The key idea behind Church and similar languages is that they allow us to express and formally reason about a large class of probabilistic models, many of which cannot be formalized in any concise way as Bayes nets.
Bayes nets express generative models, i.e. processes that generate data. To infer the states of hidden variables from observations, you condition the Bayes net and compute a distribution on the hidden variable settings using Bayesian inference or some approximation thereof. A particularly popular class of approximations is the class of sampling algorithms, e.g. Markov Chain Monte Carlo methods (MCMC) and importance sampling.
Probabilistic programs express a larger class of models, but very similar approximate inference algorithms can be used to condition a program on observations and to infer the states of hidden variables. In both machine learning and cognitive science, when you are doing Bayesian inference with some model that expresses your prior belief, you usually code both model and inference algorithm and make use of problem-specific approximations to Bayesian inference.

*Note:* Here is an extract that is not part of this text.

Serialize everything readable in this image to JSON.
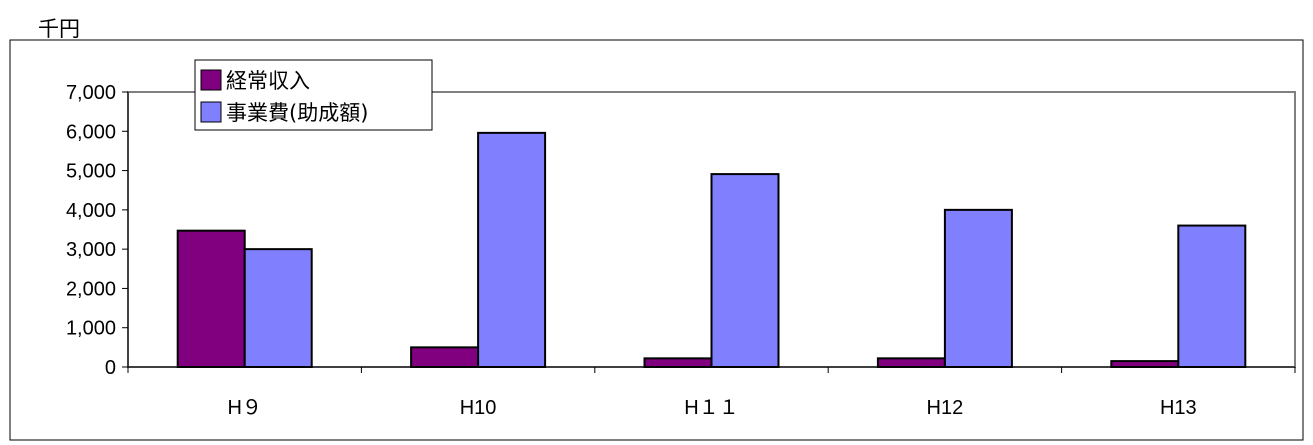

Probabilistic programs separate model from inference by using universal inference algorithms.
If you are interested in this set of ideas in the context of cognitive science, I recommend this interactive tutorial.
Church is based on Lisp. At the lowest level, it replaces Boolean gates with stochastic digital circuits. These circuits are wired together to form Markov chains (the probabilistic counterpart of finite state machines.) At the top, it’s possible to define probabilistic procedures for generating samples from recursively defined distributions.
This confuses Church as a language for expressing generative models with ideas on how to implement such a language in hardware. There are three different ideas here:
Church as a language for generative models with sampling-based semantics
MCMC as an approximate inference method for such models (that can be implemented on traditional von Neumann architectures)
Machine architectures that are well-suited for MCMC
So this is an open call for volunteers—any brave Bayesians want to blog about a brand new computer language?
I’ll write an exposition within the next weeks if people are interested.
Thank you so much.
I’m sorry I was confused, and I’m glad someone is around who knows more.
And thank you so much for the tutorial! This is proving to be much clearer than the papers. You are a prince.
you usually code both model and inference algorithm and make use of problem-specific approximations to Bayesian inference. Probabilistic programs separate model from inference by using universal inference algorithms.
Naively, separation of model from inference algorithm seems like a terrible idea. People use problem-specific approximation algorithms because if they don’t exploit specific features of the model, inference will be completely intractable. Often this consideration is so important that people will use obviously sub-optimal models, if those models support fast inference.
The key idea behind Church and similar languages is that they allow us to express and formally reason about a large class of probabilistic models, many of which cannot be formalized in any concise way as Bayes nets.
Bayes nets express generative models, i.e. processes that generate data. To infer the states of hidden variables from observations, you condition the Bayes net and compute a distribution on the hidden variable settings using Bayesian inference or some approximation thereof. A particularly popular class of approximations is the class of sampling algorithms, e.g. Markov Chain Monte Carlo methods (MCMC) and importance sampling.
Probabilistic programs express a larger class of models, but very similar approximate inference algorithms can be used to condition a program on observations and to infer the states of hidden variables. In both machine learning and cognitive science, when you are doing Bayesian inference with some model that expresses your prior belief, you usually code both model and inference algorithm and make use of problem-specific approximations to Bayesian inference. Probabilistic programs separate model from inference by using universal inference algorithms.
If you are interested in this set of ideas in the context of cognitive science, I recommend this interactive tutorial.
This confuses Church as a language for expressing generative models with ideas on how to implement such a language in hardware. There are three different ideas here:
Church as a language for generative models with sampling-based semantics
MCMC as an approximate inference method for such models (that can be implemented on traditional von Neumann architectures)
Machine architectures that are well-suited for MCMC
I’ll write an exposition within the next weeks if people are interested.
Thank you so much. I’m sorry I was confused, and I’m glad someone is around who knows more. And thank you so much for the tutorial! This is proving to be much clearer than the papers. You are a prince.
Do eet.
Naively, separation of model from inference algorithm seems like a terrible idea. People use problem-specific approximation algorithms because if they don’t exploit specific features of the model, inference will be completely intractable. Often this consideration is so important that people will use obviously sub-optimal models, if those models support fast inference.
Yes, deriving mechanisms that take complex models and turn them into something tractable is mostly an open problem.
Please do.